Esse panorama impacta direto o desenvolvimento de startups, posto que são empresas que apresentam um grau de incerteza ainda maior sobre o seu modelo de negócios, que ainda não se encontra validado perante o mercado. Assim, todo esse contexto é ainda mais intensificado para as startups, que, antes de caírem na disputa em condições de igual competência com os seus concorrentes, vão primeiramente descobrir a utilidade e aceitação do seu produto.

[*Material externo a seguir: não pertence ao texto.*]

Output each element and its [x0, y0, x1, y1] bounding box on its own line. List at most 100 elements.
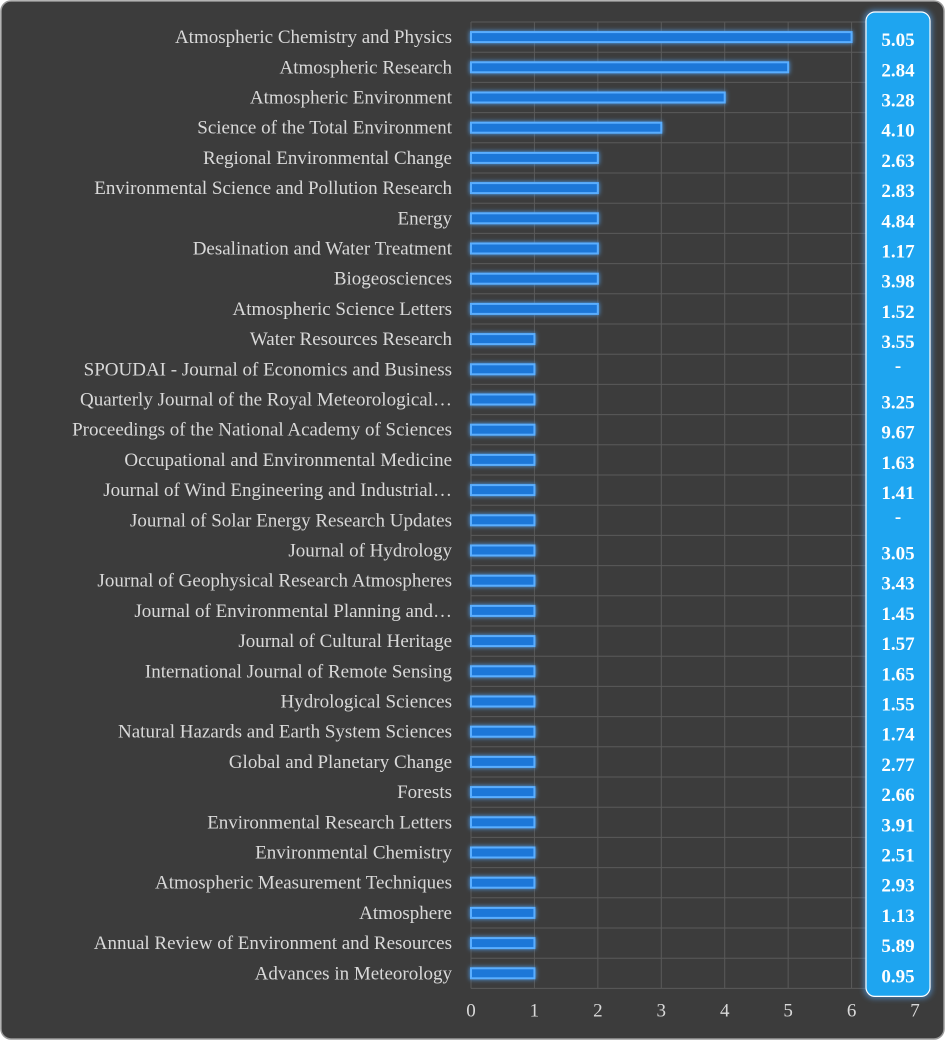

É por isso que essas empresas, e há um entendimento legislativo nesse sentido, demandam uma atenção maior no início das suas atividades, para que elas consigam se consolidar e promover disrupção no mercado. Hoje em dia, os grandes países, aqueles que alcançam e promovem desenvolvimento no século XXI, são aqueles que produzem e exportam tecnologia. O Brasil precisa acordar para isso, para que possa investir mais em estrutura, em ciência e em tecnologia, e  consiga proporcionar um ambiente adequado de desenvolvimento do seu setor produtivo, do qual as startups já fazem parte, e irão compor uma parcela cada vez maior com o passar dos anos.

Qual a dica para o advogado que deseja atuar no ramo das startups?

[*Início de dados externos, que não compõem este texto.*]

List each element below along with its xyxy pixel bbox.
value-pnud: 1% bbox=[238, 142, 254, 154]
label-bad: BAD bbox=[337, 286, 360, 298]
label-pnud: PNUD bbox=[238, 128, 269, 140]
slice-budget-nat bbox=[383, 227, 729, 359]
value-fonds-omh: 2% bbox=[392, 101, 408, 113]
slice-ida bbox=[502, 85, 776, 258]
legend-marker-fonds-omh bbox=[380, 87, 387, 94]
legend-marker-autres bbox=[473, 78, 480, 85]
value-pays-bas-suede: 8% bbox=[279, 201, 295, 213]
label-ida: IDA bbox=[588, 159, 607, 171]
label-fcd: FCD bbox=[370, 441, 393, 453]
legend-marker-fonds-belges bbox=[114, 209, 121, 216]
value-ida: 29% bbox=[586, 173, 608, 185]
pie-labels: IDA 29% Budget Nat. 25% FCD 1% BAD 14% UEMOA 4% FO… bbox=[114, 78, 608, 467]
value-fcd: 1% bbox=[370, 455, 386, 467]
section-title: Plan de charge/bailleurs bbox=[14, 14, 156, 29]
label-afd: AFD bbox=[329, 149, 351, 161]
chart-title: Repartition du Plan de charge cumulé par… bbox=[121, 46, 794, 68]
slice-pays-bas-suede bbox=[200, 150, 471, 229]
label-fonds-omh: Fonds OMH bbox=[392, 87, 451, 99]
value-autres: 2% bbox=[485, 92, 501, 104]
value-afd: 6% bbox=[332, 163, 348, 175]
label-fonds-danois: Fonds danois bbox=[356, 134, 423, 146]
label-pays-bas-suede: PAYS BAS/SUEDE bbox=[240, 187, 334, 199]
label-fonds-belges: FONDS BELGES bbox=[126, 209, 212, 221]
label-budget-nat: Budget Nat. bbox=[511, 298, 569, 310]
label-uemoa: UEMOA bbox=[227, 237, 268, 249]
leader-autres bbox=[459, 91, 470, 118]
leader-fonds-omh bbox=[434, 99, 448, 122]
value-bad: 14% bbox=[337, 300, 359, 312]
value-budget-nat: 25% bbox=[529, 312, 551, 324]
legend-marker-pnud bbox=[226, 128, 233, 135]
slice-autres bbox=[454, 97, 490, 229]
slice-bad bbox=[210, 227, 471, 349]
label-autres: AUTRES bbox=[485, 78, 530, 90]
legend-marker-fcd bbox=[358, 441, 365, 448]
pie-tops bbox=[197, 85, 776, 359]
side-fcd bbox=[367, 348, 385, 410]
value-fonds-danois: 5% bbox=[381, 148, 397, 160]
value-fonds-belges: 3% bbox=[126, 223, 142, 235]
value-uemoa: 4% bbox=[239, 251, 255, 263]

Torben Maia: Trabalhar para startups na área jurídica é possível através de diversas maneiras: sendo jurídico interno da empresa, prestando pontualmente uma consultoria jurídica para um caso específico, a exemplo do impacto de uma alteração legislativa, redigindo negócios jurídicos ou até mesmo atuando do outro lado do balcão para prestadores de serviços para startups, investidores interessados no negócio ou compradores  da companhia.

Dessa forma, a primeira dica para o operador jurídico que pretende atuar nesse ecossistema seria definir qual vertente mais lhe atrai ou em qual setor dentre os disponíveis pretende seguir uma carreira.

Definido isto, deve-se buscar a qualificação técnica para a área escolhida, de modo que consiga entregar o resultado efetivo para os seus clientes, pois de nada adianta um bom comercial que consegue angariar clientes, mas não consegue entregar o resultado satisfatório. Essa entrega é muito complexa, porque a satisfação do cliente passa tanto por um profissional qualificado do ponto de vista da técnica jurídica, que domina o assunto que está sendo debatido, quanto que tenha, sobretudo, jogo de cintura e perspicácia para conseguir ser estratégico na hora de agir.

O ordenamento jurídico brasileiro possibilita muitas atitudes diante de casos concretos, havendo interpretação para todos os gostos, e é essa pluralidade de opções que possibilita a criatividade jurídica para que, dentro da legalidade, o advogado consiga trazer para o seu constituinte um resultado interessante.

Depois de escolhida a área de atuação e alcançada a capacitação técnica necessária, também é preciso ser visto pelo mercado como um profissional qualificado para as demandas dos clientes. É desempenhar um trabalho sobre a sua imagem, para que seja enxergado como advogado e como um bom profissional, sendo lembrado como alguém que possa resolver os problemas quando eles eventualmente surjam.